Plastic is now ubiquitous, with tiny fragments found in several major organs of the human body, including the placenta.
Considering how easily tiny particles can penetrate our tissues, it is important that we understand exactly the risks they may pose to our health.
Researchers have been busy studying the effects of microplastics in organ mini-replicas and mice to understand how they might affect the human body. However, the concentrations of microplastics used in these studies may not reflect people's exposure in the real world, and few studies have been conducted on humans.
Now, a small study in Italy has found that microplastic fragments in fat deposits were surgically removed from patients who underwent surgery to block arteries and reported their health outcomes nearly 3 years later.
Removing fatty plaque from a narrowed artery with carotid endarterectomy can reduce the risk of future strokes.
The team behind the new study, led by Raffaele Marfella, a medical researcher at the University of Campania in Naples, wanted to know how the risk of stroke and heart attack and death compares between patients with and those who do not have microplastics in the plaque.
The researchers followed 257 patients for 34 months and found that nearly 60 percent of them had measurable amounts of polyethylene in plaques extracted from fatty thickened arteries, and 12 percent also had polyvinyl chloride (PVC) in the fat deposits extracted.
Polyvinyl chloride is available in both rigid and flexible forms and is used to make water pipes, plastic bottles, flooring, and packaging. Polyethylene is the most common plastic and is also used in plastic bags, films, and bottles.
Because of the previously discovered microplastics flowing through people's bloodstream, the researchers have legitimate concerns about heart health. Laboratory studies have shown that microplastics trigger inflammation and oxidative stress in heart cells, impair heart function, alter heart rate, and cause heart scarring in animals such as mice.
Marfella and colleagues wrote: "Observational data from occupational exposure studies also suggest that people exposed to plastic-related pollution, including polyvinyl chloride, have an increased risk of cardiovascular disease compared to the general population. ”。
In this study, patients with microplastics in the removed plaque were twice as likely to have a stroke, a non-fatal heart attack, or die from any cause after 34 months than those who had no microplastics detected in the plaque removed by the surgeon.

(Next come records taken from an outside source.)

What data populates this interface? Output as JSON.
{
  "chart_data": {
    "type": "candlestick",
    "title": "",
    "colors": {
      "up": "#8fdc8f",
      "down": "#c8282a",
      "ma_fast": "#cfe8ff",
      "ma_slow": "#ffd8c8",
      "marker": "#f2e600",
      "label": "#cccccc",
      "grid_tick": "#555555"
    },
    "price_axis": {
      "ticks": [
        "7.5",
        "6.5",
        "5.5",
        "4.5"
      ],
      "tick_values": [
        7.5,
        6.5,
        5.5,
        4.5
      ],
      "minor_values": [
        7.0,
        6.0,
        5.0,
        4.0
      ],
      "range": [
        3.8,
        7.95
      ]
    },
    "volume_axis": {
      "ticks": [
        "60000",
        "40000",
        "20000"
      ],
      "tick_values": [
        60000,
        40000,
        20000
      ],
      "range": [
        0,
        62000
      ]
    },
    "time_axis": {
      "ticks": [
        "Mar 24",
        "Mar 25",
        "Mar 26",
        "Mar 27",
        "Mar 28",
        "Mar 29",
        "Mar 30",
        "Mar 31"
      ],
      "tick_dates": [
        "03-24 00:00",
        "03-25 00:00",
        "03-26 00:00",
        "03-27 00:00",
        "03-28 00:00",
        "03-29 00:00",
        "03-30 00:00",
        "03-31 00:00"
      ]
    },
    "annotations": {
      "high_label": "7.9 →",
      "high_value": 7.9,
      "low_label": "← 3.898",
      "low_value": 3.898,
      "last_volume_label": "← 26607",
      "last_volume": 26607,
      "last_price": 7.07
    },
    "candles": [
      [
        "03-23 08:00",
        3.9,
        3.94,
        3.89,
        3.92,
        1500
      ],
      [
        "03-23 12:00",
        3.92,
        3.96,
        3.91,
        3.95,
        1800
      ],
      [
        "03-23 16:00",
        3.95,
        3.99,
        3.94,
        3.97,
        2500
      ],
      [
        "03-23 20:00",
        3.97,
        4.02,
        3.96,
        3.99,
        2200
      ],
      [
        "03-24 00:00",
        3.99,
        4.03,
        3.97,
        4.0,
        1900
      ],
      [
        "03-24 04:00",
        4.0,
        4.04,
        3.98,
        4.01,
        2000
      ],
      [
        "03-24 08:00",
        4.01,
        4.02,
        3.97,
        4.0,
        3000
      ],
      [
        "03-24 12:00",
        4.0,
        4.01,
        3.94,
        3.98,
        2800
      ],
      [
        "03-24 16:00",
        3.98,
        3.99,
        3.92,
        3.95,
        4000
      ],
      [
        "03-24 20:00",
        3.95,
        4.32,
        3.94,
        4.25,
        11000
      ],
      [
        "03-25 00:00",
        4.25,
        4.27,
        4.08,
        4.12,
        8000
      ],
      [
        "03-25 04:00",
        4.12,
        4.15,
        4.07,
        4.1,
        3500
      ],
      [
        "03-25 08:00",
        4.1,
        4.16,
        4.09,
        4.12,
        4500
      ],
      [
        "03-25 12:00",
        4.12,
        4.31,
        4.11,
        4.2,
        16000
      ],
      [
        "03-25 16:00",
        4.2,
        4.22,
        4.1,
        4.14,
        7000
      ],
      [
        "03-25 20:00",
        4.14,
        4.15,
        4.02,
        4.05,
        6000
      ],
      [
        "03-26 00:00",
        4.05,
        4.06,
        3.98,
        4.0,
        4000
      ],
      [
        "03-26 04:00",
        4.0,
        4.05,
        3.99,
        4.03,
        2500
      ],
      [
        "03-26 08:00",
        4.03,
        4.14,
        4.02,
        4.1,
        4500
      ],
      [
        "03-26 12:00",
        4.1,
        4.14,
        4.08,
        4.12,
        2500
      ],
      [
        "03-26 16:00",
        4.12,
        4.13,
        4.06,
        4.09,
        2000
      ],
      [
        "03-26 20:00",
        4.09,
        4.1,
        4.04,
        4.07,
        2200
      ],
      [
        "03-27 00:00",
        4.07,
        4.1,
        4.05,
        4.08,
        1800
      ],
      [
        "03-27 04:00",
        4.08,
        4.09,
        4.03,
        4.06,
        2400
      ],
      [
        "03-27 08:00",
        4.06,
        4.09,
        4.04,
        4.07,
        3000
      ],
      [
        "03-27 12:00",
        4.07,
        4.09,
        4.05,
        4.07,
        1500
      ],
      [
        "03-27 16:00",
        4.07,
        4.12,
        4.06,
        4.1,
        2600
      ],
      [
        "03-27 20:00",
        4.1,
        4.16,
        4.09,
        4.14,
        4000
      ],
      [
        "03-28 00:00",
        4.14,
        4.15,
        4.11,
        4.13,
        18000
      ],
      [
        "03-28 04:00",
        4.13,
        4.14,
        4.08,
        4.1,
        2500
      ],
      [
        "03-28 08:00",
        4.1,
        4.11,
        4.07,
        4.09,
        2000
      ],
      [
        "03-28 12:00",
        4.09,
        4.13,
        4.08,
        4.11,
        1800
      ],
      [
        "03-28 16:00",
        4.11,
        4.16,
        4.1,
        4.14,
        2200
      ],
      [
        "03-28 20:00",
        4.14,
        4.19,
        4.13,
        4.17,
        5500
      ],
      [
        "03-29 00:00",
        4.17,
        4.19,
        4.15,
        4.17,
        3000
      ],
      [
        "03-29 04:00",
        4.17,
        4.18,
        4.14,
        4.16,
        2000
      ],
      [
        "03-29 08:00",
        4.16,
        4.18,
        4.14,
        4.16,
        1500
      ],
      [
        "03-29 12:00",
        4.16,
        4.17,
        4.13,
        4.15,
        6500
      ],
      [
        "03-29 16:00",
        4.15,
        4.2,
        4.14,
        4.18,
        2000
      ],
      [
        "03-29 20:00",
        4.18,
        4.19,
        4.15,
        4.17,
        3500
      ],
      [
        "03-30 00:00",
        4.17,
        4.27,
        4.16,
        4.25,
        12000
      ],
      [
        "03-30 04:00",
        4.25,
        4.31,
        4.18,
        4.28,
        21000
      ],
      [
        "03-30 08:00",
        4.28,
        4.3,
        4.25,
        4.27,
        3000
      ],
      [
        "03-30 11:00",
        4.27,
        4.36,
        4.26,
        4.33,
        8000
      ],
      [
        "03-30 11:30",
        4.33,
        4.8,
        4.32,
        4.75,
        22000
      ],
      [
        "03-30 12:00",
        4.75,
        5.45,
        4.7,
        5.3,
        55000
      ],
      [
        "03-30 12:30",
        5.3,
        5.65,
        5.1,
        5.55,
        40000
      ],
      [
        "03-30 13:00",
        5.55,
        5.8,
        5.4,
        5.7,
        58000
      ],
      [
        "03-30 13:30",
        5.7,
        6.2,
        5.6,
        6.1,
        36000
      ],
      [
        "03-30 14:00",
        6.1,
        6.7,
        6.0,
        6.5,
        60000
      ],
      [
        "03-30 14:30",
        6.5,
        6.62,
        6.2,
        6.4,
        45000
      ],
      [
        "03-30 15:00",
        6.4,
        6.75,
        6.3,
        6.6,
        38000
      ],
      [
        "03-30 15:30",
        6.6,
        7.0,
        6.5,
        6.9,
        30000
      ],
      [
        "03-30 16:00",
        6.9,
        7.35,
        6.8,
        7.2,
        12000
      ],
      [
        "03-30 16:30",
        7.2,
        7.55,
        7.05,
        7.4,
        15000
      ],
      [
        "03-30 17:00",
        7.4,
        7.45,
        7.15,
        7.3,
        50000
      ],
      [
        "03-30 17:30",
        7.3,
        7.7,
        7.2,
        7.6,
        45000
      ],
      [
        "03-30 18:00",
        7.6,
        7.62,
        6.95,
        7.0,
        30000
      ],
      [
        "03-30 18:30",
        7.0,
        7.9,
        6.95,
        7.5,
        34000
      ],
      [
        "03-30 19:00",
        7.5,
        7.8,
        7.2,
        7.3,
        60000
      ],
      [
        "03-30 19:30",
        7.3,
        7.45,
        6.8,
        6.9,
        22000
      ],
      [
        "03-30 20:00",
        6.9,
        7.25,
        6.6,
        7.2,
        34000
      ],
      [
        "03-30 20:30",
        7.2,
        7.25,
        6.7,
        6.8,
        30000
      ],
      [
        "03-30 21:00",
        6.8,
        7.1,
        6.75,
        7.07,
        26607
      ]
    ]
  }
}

The number of microplastics, and even smaller particles called nanoplastics, was measured using a technique called pyrolysis-gas chromatography-mass spectrometry, and their presence was confirmed using another method – stable isotope analysis – that distinguishes between carbon in human tissues and carbon in plastics made from petrochemicals.
Microplastics can also be seen under a powerful microscope: the researchers observed fragments of plastic with jagged edges inside immune cells called macrophages and inside fatty plaques. By examining tissue samples, the team also found that patients with microplastics in the plaques had higher levels of inflammatory markers in their bodies.
In a tissue section viewed under a microscope, two black-and-white images show jagged plastic particles, marked with arrows.
Jagged plastic particles are seen inside macrophages, removing fatty tissue deposits from blocked arteries. (Marfella et al., New England Journal of Medicine, 2024).
However, keep in mind that observational studies like this do not definitively conclude that microplastics cause downstream cardiac effects; It's just that there's a connection. This study did not take into account other risk factors for cardiovascular disease, such as smoking, inactivity, and air pollution.
Philip J., a pediatrician, public health physician, and epidemiologist at Boston College"Although we don't know what other exposures in this study may have contributed to adverse outcomes for patients, the discovery of microplastics and nanoplastics in plaque tissue is a breakthrough discovery in itself that raises a series of pressing questions," Landrigan wrote, "such as how to reduce exposure, in the accompanying editorial."
Plastic production has grown over the past two decades, with only a small fraction of it being produced, but the incidence of cardiovascular disease has been declining in some parts of the world, so more research is needed to understand the link between the two.